L’Assemblée nationale a officiellement enclenché, ce mercredi 21mai, une procédure inédite visant à examiner la demande de levée de l’immunité parlementaire de Constant Mutamba, ministre d’État, ministre de la Justice et Garde des Sceaux. La décision a été prise à la suite de la lecture du réquisitoire du procureur général près la Cour de cassation, Firmin Mvonde, sollicitant l’autorisation d’ouvrir une information judiciaire contre l’élu de Lubao.
En réponse à cette requête, le président de la chambre basse, Vital Kamerhe, a annoncé la création d’une commission spéciale chargée d’auditionner les deux parties : d’abord le ministre Mutamba, ensuite le procureur Mvonde.
« Nous allons demander aux différents présidents des groupes parlementaires de désigner par écrit, aujourd’hui même, un membre qui siégera dans cette commission », a déclaré Kamerhe depuis le perchoir, insistant sur le respect strict du règlement intérieur.
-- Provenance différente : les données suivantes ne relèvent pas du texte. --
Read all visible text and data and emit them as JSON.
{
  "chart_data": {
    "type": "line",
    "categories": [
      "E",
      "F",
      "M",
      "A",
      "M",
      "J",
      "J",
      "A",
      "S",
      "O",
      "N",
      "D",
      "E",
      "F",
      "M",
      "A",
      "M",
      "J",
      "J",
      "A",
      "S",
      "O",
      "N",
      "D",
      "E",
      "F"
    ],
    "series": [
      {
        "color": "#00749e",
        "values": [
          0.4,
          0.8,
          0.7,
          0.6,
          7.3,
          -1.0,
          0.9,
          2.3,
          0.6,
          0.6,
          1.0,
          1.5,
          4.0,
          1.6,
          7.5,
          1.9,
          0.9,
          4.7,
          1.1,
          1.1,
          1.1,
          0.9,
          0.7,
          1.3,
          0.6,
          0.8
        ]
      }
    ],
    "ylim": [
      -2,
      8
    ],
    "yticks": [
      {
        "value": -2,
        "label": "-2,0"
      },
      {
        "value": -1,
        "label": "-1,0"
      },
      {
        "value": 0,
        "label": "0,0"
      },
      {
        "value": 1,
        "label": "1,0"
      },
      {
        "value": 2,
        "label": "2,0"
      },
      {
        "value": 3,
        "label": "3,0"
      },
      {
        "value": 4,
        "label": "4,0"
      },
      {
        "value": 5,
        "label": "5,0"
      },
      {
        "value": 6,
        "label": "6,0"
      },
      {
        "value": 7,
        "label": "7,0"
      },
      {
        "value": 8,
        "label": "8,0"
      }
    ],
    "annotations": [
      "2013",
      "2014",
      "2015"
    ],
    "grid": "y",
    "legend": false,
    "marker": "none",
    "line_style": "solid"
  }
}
Une affaire aux ramifications complexes
Au cœur de cette procédure judiciaire : un soupçon de détournement de 39 millions de dollars américains alloués à la construction d’une prison moderne à Kisangani, dans la province de la Tshopo. D’après le réquisitoire du procureur, 19 millions de ces fonds proviendraient du FRIVAO (Fonds de Réparation des Victimes des Activités Illicites de l’Ouganda en RDC) et auraient été transférés à Zion Construction SARL, société adjudicataire du marché.
Problème : cette entreprise n’aurait vu le jour qu’en mars 2024, soit quelques semaines avant la signature du contrat. Pire encore, aucune procédure d’appel d’offres en bonne et due forme n’aurait été respectée, selon plusieurs sources parlementaires.
Cette opacité a rapidement alerté certains élus. Les députés Fontaine Mangala et Willy Mishiki avaient, bien avant la saisie du parquet, interpellé Constant Mutamba à travers des questions orales avec débat. Mishiki est même allé jusqu’à évoquer un « détournement en réseau », qui impliquerait également les ministres du Budget et des Finances.
Des révélations préoccupantes
Dans une correspondance officielle adressée à la Première ministre Judith Suminwa, la Cellule nationale des renseignements financiers (CENAREF) a confirmé qu’un transfert de 19 millions USD avait bien été effectué au profit de Zion Construction SARL. Une révélation qui vient accréditer la thèse d’un usage potentiellement irrégulier des fonds publics.
Face à cette pression croissante, le ministre des Finances a tenté de désamorcer la polémique en affirmant qu’« aucun paiement effectif n’a encore été réalisé dans le cadre de ce projet ». Une version que rejette en bloc le procureur Mvonde.
Mutamba contre-attaque
Constant Mutamba, pour sa part, rejette toutes les accusations portées contre lui. Il affirme que le projet de construction est légal, prioritaire, et justifié par la surpopulation carcérale chronique, en particulier dans les provinces de l’Est secouées par l’insécurité.
« Les fonds sont encore logés dans un compte séquestre et donc inaccessibles à l’entreprise adjudicataire. Le dossier reste en traitement à la Primature », a-t-il déclaré lors d’un échange informel avec des journalistes dans les couloirs de l’Assemblée.
Une étape décisive
La commission spéciale aura désormais la tâche cruciale d’entendre les versions des deux parties avant de soumettre un rapport détaillé à la plénière, seule habilitée à se prononcer sur la levée ou non de l’immunité du ministre Mutamba.
Il s’agit d’une procédure inédite sous cette législature, qui pourrait soit marquer un tournant dans la lutte contre l’impunité des hauts responsables, soit mettre en lumière les limites politiques de l’Assemblée nationale face à un scandale d’État naissant.